Nadie podría aportar un solo dato objetivo de que mis compañeros, que el INE y sus encuestadoras decidieron colocar por delante de mi nombre, después de Muñoz Ledo y Delgado, hayan propiciado más conversación pública que mi candidatura en cualquier plataforma durante esta campaña. Mis adversarios se ceban en la facilona burla de que nadie me conoce, pero nadie ha dicho ni argumentado la claridad de que sean sensiblemente más conocidos todos los nombres que se antepusieron (porque saben que no es cierto). Y quienes obvian esa duda actúan con deshonestidad intelectual, empezando por los consejeros del INE. Preguntarse por ello implicaría salir del conservadurismo que da por cierta la versión de la autoridad e incluso busca justificarla siempre que conviene.
La encuesta para elegir a la dirigencia fue, llanamente, una porquería modificable por consigna, y da pena que la defiendan algunos académicos movidos por el odio o por el rencor de viejas polémicas. Me ha llamado la atención el silencio cómplice de algunos que se dicen demócratas y por eso aprecio mucho más ese gesto de honestidad intelectual que Alejandro Moreno tuvo para criticar el ejercicio, aunque se trate del INE y sus colegas. Fuera de él, el circulo rojo calla y transige –y a muchos compañeros de partido se les olvida la lucha contra el fraude electoral. Con una contundente suavidad, porque no hace una crítica puntual que podría dejar en ridículo a sus colegas, Moreno critica “criterios de elegibilidad poco confiables”, improvisación y “arbitrariedad, y cuando hay arbitrariedad el criterio de replicabilidad científica se complica”, además de apuntar que “casi podría decir que sienta precedentes de malas prácticas” y que “la preocupación no tiene que ver con la encuesta de Morena en sí, sino con la aplicación de los principios democráticos del INE en todas y cada una de sus tareas, incluida esta”, donde claramente no se verifica.
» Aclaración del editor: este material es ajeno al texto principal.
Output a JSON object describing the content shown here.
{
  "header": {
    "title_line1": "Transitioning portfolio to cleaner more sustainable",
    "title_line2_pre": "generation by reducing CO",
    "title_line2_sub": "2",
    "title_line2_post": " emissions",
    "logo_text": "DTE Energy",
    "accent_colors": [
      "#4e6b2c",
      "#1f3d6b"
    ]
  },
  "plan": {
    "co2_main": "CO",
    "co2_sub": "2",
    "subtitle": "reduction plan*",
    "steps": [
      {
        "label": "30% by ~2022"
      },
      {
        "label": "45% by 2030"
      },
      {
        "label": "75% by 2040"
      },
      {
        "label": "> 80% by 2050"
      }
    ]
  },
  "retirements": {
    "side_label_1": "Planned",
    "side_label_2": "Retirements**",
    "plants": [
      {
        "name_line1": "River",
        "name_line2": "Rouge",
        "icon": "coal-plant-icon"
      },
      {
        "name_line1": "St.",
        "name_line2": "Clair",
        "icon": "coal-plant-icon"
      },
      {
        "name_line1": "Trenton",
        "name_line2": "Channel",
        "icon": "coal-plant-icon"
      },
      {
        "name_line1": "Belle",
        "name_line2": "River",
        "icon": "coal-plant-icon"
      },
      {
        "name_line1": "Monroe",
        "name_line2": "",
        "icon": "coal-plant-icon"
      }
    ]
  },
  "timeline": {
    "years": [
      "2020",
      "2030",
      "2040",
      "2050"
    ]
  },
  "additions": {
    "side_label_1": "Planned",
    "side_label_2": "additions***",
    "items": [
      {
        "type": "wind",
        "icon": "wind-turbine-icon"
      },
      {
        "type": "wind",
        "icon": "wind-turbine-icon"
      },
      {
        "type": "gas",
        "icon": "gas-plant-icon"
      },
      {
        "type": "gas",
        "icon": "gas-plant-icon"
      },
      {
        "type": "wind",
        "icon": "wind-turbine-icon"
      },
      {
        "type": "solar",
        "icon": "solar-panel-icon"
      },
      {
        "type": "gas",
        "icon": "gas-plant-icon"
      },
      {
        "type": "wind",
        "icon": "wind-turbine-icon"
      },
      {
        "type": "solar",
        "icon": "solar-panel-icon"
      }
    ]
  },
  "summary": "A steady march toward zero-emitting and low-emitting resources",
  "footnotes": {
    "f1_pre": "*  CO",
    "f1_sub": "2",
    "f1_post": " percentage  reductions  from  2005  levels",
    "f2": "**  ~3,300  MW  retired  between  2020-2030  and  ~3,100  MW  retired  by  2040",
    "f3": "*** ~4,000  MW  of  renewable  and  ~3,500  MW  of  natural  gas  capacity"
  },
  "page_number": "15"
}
Únicamente el 7.4% de las personas fue clasificada con código 6 (no simpatizante) por lo que 92.6% de las personas debieron adscribirse como simpatizantes, porcentaje que está muy por encima de lo estimado en otros ejercicios y en la metodología de la encuesta, donde estiman que entre el 25% y el 30% de las personas encuestadas serían simpatizantes –y con base en ello se diseñó el tamaño de la muestra. Eso sin contar las diferencias entre las propias casas encuestadoras, que llegan a ser de más del 15 por ciento entre los clasificados como simpatizantes. La muestra es, entonces, de origen, viciada. Además,el reporte del INE dice que sólo 25 por ciento de los cuestionarios se contestaron completos. Esto quiere decir que el 75 por ciento estaban incompletos, que sólo 590 cuestionarios se aplicaron en su totalidad, una muestra muy pequeña que se complementó con cuestionarios incompletos, generando muestras y márgenes de error distintos para cada candidato. ¿Cuántos cuestionarios incompletos se consideraron?, ¿en qué lugar estaba mi nombre?, ¿cómo puede comprobarse que no hubo un sesgo en la colocación y lectura? En la conferencia se habló de una corrección por efecto de fatiga, pues es casi obvio que nadie querría llegar a los últimos entre los 44 nombres, pero dicha corrección no está descrita ni en la metodología ni en el reporte de resultados.Todo este desastre metodológico no afectó a los otros candidatos conocidos en su inclusión final, sino, en la contienda de la presidencia, sólo a mí.